Nanofabrication is the set of methods used to create, pattern, assemble, and integrate structures with dimensions at the nanometer scale. It includes top-down techniques such as lithography, etching, deposition, and focused-beam processing, as well as bottom-up approaches based on self-assembly, molecular growth, nanoparticle organization, and templating. Nanofabrication is essential because nanoscale function often depends not only on material choice but also on geometry, interfaces, alignment, and reproducibility.

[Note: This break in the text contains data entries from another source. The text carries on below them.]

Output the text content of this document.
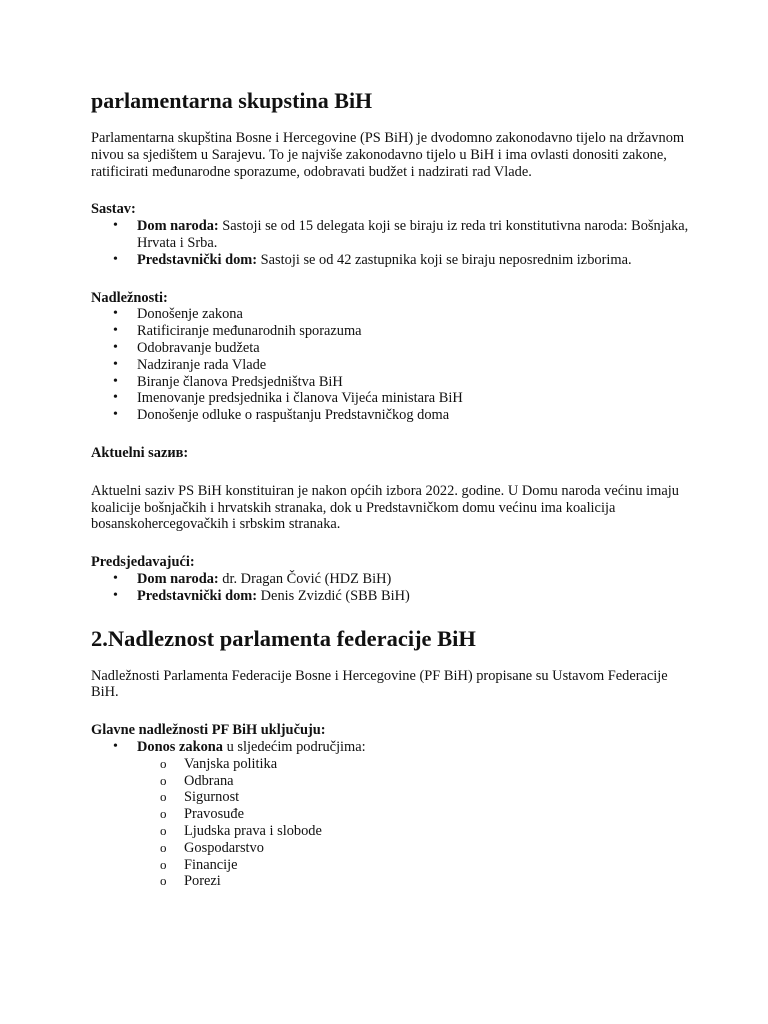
parlamentarna skupstina BiH

Parlamentarna skupština Bosne i Hercegovine (PS BiH) je dvodomno zakonodavno tijelo na državnom nivou sa sjedištem u Sarajevu. To je najviše zakonodavno tijelo u BiH i ima ovlasti donositi zakone, ratificirati međunarodne sporazume, odobravati budžet i nadzirati rad Vlade.

Sastav:

• Dom naroda: Sastoji se od 15 delegata koji se biraju iz reda tri konstitutivna naroda: Bošnjaka, Hrvata i Srba.
• Predstavnički dom: Sastoji se od 42 zastupnika koji se biraju neposrednim izborima.

Nadležnosti:

• Donošenje zakona
• Ratificiranje međunarodnih sporazuma
• Odobravanje budžeta
• Nadziranje rada Vlade
• Biranje članova Predsjedništva BiH
• Imenovanje predsjednika i članova Vijeća ministara BiH
• Donošenje odluke o raspuštanju Predstavničkog doma

Aktuelni sazив:

Aktuelni saziv PS BiH konstituiran je nakon općih izbora 2022. godine. U Domu naroda većinu imaju koalicije bošnjačkih i hrvatskih stranaka, dok u Predstavničkom domu većinu ima koalicija bosanskohercegovačkih i srbskim stranaka.

Predsjedavajući:

• Dom naroda: dr. Dragan Čović (HDZ BiH)
• Predstavnički dom: Denis Zvizdić (SBB BiH)
2.Nadleznost parlamenta federacije BiH

Nadležnosti Parlamenta Federacije Bosne i Hercegovine (PF BiH) propisane su Ustavom Federacije BiH.

Glavne nadležnosti PF BiH uključuju:

• Donos zakona u sljedećim područjima:
o Vanjska politika
o Odbrana
o Sigurnost
o Pravosuđe
o Ljudska prava i slobode
o Gospodarstvo
o Financije
o Porezi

Nanofabrication matters because it underpins nanoelectronics, photonics, sensors, quantum devices, lab-on-a-chip systems, membranes, energy devices, and biomedical platforms. It enables researchers to control feature size, surface roughness, layer thickness, pattern fidelity, and integration with larger systems. Key approaches include nanolithography, nanoimprint lithography, atomic layer deposition, chemical vapor deposition, etching, and directed self-assembly.
Conferences on nanofabrication are common in nanotechnology, semiconductor manufacturing, materials science, microfluidics, photonics, and quantum engineering programs. Sessions often focus on process integration, cleanroom methods, scalable manufacturing, thin films, nanoscale metrology, and device prototyping. Tracking nanofabrication events helps researchers follow the methods that turn nanoscale materials and concepts into working structures and systems.